If the circumstances regarding the arrest of appellant and the seizure of the challenged evidence established at the trial of the instant case are established on retrial, the evidence would be properly admissible.

Judgment reversed; case remanded for a new trial.

NOTES

[1] "In all criminal prosecutions, the accused shall enjoy the right * * * to have the Assistance of Counsel for his defence." See Gideon v. Wainwright, 372 U.S. 335.

[2] "That in all criminal prosecutions, every man hath a right * * * to be allowed counsel * * *."
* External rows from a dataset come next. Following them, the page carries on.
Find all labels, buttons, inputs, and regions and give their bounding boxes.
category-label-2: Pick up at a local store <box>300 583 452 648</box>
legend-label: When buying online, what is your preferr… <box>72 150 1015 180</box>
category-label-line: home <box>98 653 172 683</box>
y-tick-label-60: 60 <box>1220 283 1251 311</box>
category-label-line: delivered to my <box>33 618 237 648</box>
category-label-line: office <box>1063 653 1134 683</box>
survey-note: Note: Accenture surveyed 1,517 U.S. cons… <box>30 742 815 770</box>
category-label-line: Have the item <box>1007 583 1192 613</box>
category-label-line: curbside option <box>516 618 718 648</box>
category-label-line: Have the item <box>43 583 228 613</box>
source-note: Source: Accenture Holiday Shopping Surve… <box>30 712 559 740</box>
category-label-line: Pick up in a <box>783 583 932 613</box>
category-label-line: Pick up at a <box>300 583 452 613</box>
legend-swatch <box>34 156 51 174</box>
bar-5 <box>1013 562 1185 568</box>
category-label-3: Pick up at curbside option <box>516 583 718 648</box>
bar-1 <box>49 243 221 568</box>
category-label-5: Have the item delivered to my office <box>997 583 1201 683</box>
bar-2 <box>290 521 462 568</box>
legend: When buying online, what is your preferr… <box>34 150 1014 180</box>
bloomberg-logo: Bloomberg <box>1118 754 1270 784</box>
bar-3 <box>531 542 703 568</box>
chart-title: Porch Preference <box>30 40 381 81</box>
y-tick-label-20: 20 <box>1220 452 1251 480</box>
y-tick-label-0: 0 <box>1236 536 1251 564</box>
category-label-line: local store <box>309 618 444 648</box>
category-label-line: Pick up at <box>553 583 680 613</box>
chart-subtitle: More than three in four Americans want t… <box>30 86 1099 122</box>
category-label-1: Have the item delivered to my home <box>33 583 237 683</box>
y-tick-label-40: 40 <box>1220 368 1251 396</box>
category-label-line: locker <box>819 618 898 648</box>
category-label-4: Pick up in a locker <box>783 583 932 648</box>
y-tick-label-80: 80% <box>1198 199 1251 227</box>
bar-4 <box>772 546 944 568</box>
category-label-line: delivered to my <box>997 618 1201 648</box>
[3] See cases cited in Young, notes 4 and 5, at 387. The provision in Art. 21 of the Declaration of Rights was intended to do away with the common law rules of England which denied representation by counsel. Raymond v. State, 192 Md. 602. Raymond held that failure or refusal to appoint counsel was not a violation of Art. 21 as it "was not aimed to compel the State to provide counsel for the accused," at 607, although in some circumstances such failure or refusal may be a violation of due process of law. But since Gideon v. Wainwright, supra, the VI Amendment guarantee is obligatory upon the states by Amendment XIV, and we are now bound by the interpretation of the Supreme Court as to the right to counsel guaranteed by the Federal Constitution. The holding in Raymond that the State is not compelled to appoint counsel for an accused is no longer controlling.

[4] We note that as to the right of the presence of counsel at a lineup, the Supreme Court in United States v. Wade, 388 U.S. 218, 237, expressly left open the question "whether the presence of substitute counsel might not suffice where notification and presence of the suspect's own counsel would result in prejudicial delay." But the unresolved question would in any event apply only to a lineup, not a trial. The Court noted, note 27 at 237, "Although the right to counsel usually means a right to the suspect's own counsel, provision for substitute counsel may be justified on the ground that substitute counsel's presence may eliminate the hazards which render a lineup a critical stage for the presence of the suspect's own counsel." Such justification is clearly not apposite to the right of a defendant to be heard through his own counsel at trial.

[5] Timely challenge to the introduction of the evidence was not made. There was no pretrial motion to exclude it, Rule 729, and no objection was made at the time the evidence was offered or as soon thereafter as objection to its admissibility became apparent. Rules 522 d 2 and 725 f. But at the close of the State's case, defense counsel, admitting that objection should have been made previously, requested the court to entertain a motion to exclude the evidence admitted and the court did so "even though it is late." Appellant offered no evidence on the issue although given the opportunity to do so. After argument the motion was denied.